2017. Germany, Bermuda, Malta and Australia legalize same-sex marriage.
2018. India's Supreme Court reads down Section 377, effectively legalizing homosexuality. Jared Polis becomes the first elected while openly gay U.S. governor (Colorado). San Marino establishes civil unions for same-sex couples. Trinidad and Tobago's High Court overturns its colonial-era sodomy laws.
2019. Angola legalizes homosexuality and bans discrimination on the basis of sexual orientation in its new penal code. Taiwan becomes the first Asian country to legalize same-sex marriage. The World Health Organization removes transgender identity from its list of mental disorders. Botswana's High Court overturns its colonial-era sodomy laws. Gabon criminalizes homosexuality but repeals the law one year later.
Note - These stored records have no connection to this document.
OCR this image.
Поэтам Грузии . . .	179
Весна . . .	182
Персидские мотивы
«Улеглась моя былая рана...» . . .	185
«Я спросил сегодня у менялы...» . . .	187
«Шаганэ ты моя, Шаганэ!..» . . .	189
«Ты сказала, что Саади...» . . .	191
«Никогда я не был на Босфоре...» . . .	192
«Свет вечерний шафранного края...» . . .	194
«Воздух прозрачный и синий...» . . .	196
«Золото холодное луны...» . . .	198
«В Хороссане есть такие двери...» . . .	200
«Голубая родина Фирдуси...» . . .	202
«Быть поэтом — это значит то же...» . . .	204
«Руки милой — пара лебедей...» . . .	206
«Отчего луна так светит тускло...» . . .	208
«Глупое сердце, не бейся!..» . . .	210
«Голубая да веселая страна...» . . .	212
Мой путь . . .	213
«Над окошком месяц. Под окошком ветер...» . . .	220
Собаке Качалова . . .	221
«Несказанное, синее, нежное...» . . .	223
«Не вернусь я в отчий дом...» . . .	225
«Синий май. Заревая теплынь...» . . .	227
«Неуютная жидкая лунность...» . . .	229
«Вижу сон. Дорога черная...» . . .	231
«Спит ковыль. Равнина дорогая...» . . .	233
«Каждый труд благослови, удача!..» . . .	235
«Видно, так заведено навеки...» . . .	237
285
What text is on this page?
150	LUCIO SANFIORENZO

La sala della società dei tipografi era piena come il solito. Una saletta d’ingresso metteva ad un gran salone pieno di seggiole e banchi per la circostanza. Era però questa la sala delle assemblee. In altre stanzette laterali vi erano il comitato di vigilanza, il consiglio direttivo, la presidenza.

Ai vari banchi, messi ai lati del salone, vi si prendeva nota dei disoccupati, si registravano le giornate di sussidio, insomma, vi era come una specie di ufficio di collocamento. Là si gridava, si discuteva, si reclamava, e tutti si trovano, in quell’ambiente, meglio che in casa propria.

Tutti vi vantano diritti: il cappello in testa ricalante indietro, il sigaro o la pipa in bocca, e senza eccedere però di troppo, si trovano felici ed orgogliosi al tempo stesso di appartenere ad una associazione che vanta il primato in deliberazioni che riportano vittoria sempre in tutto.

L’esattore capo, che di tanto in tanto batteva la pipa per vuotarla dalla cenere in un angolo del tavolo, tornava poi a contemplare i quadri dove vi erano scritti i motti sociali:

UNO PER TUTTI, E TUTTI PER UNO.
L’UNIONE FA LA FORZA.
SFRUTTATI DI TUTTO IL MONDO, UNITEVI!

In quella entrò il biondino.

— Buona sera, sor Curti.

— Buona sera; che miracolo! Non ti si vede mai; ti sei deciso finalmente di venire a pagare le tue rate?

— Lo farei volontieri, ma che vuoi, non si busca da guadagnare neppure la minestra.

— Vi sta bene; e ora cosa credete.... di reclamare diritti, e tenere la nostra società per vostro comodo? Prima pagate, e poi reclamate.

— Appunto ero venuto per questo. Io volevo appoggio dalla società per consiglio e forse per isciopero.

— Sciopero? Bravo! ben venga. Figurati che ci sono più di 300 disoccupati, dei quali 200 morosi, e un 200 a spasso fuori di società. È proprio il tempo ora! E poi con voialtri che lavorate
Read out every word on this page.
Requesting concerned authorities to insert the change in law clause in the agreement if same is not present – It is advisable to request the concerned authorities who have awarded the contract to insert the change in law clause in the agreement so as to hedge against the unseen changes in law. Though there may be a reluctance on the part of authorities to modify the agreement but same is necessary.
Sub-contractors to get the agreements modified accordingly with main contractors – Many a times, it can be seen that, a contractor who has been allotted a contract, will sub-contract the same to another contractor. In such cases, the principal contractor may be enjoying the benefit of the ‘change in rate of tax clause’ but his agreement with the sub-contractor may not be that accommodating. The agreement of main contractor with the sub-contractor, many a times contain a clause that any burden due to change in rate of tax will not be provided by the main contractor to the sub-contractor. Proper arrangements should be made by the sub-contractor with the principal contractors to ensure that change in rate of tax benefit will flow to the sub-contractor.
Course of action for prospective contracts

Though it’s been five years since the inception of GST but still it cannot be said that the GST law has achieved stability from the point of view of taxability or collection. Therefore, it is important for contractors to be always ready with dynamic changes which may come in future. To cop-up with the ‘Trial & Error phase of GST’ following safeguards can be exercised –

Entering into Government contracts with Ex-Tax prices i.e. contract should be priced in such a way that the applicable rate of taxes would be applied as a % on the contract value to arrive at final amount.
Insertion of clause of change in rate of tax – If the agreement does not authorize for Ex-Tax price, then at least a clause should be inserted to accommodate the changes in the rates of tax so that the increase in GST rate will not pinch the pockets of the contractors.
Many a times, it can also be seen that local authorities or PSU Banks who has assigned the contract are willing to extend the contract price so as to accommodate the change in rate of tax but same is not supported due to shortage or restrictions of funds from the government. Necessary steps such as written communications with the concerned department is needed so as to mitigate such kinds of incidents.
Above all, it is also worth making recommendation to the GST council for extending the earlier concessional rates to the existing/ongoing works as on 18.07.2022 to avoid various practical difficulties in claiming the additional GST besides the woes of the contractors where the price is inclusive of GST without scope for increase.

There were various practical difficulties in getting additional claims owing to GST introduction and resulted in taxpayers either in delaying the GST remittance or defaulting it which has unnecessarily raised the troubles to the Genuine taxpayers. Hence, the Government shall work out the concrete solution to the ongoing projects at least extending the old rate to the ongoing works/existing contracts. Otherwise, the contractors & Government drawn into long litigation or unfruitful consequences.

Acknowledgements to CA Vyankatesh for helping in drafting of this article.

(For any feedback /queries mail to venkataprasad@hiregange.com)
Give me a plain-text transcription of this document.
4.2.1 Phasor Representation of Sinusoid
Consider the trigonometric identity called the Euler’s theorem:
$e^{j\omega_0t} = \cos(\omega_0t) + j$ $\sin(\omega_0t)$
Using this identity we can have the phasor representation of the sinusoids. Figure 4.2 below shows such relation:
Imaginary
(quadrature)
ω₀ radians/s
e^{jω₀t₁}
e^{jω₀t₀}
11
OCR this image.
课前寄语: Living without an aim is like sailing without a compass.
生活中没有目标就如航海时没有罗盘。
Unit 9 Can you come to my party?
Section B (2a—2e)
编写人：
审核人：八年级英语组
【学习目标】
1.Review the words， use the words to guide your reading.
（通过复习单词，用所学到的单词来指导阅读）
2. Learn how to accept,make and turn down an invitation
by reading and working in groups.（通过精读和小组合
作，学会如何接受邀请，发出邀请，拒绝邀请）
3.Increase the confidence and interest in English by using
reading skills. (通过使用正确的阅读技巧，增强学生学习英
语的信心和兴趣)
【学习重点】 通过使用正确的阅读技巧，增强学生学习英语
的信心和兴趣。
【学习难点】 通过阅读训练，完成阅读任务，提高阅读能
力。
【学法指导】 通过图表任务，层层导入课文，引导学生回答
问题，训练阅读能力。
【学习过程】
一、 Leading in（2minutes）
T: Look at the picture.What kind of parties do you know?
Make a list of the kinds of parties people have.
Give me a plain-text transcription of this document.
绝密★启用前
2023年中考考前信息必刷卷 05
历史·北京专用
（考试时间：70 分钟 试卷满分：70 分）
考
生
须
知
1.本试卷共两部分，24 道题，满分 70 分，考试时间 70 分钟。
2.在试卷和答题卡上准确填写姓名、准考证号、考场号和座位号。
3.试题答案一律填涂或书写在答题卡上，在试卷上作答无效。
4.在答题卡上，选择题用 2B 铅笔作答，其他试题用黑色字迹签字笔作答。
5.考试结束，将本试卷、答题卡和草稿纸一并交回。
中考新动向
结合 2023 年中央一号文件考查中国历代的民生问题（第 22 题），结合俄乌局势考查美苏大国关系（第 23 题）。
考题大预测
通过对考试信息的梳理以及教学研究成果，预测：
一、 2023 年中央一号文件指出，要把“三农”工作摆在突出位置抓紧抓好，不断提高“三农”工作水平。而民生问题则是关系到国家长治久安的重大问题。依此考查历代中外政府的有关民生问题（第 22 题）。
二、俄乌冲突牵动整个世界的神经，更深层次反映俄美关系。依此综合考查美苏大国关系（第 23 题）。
Brunei tightens its sodomy laws to punish homosexuality with death by stoning. Northern Ireland legalizes same-sex marriage.
2020. Costa Rica legalizes same-sex marriage by court order. U.S. Supreme Court bans gay and transgender employment discrimination on the basis of sex (Title VII of the 1964 Civil Rights Act). Russia bans same-sex marriage in its constitution. Sudan abolishes flogging and death penalty as punishments for homosexuality. Conservative U.S. states enact laws banning transgender girls and women from school sports.
2021. Chile legalizes same-sex marriage. Hungary bans LGBT content in its media and schools.
2022. Andorra, Cuba, Slovenia and all 32 of Mexico's states legalize same-sex marriage. Antigua & Barbuda, Saint Kitts & Nevis, Barbados and Singapore decriminalize homosexuality. Conservative U.S. states enact laws banning LGBT books, public crossdressing, gender-affirming care and LGBT representation in schools.
2023. The Cook Islands decriminalize homosexuality. Uganda becomes the seventh country to punish homosexuality by death. Estonia becomes the first former Soviet Union country to legalize same-sex marriage. Nepal legalizes same-sex marriage by Supreme Court ruling. Russia bans health care, marriage and all legal recognition for transgenders.
(Tritiya-Prakriti: People of the Third Sex, Abridged Edition, pp. 125-139)
Image: Sir Hector Archibald MacDonald (1853-1903), victim of British sodomy laws in India.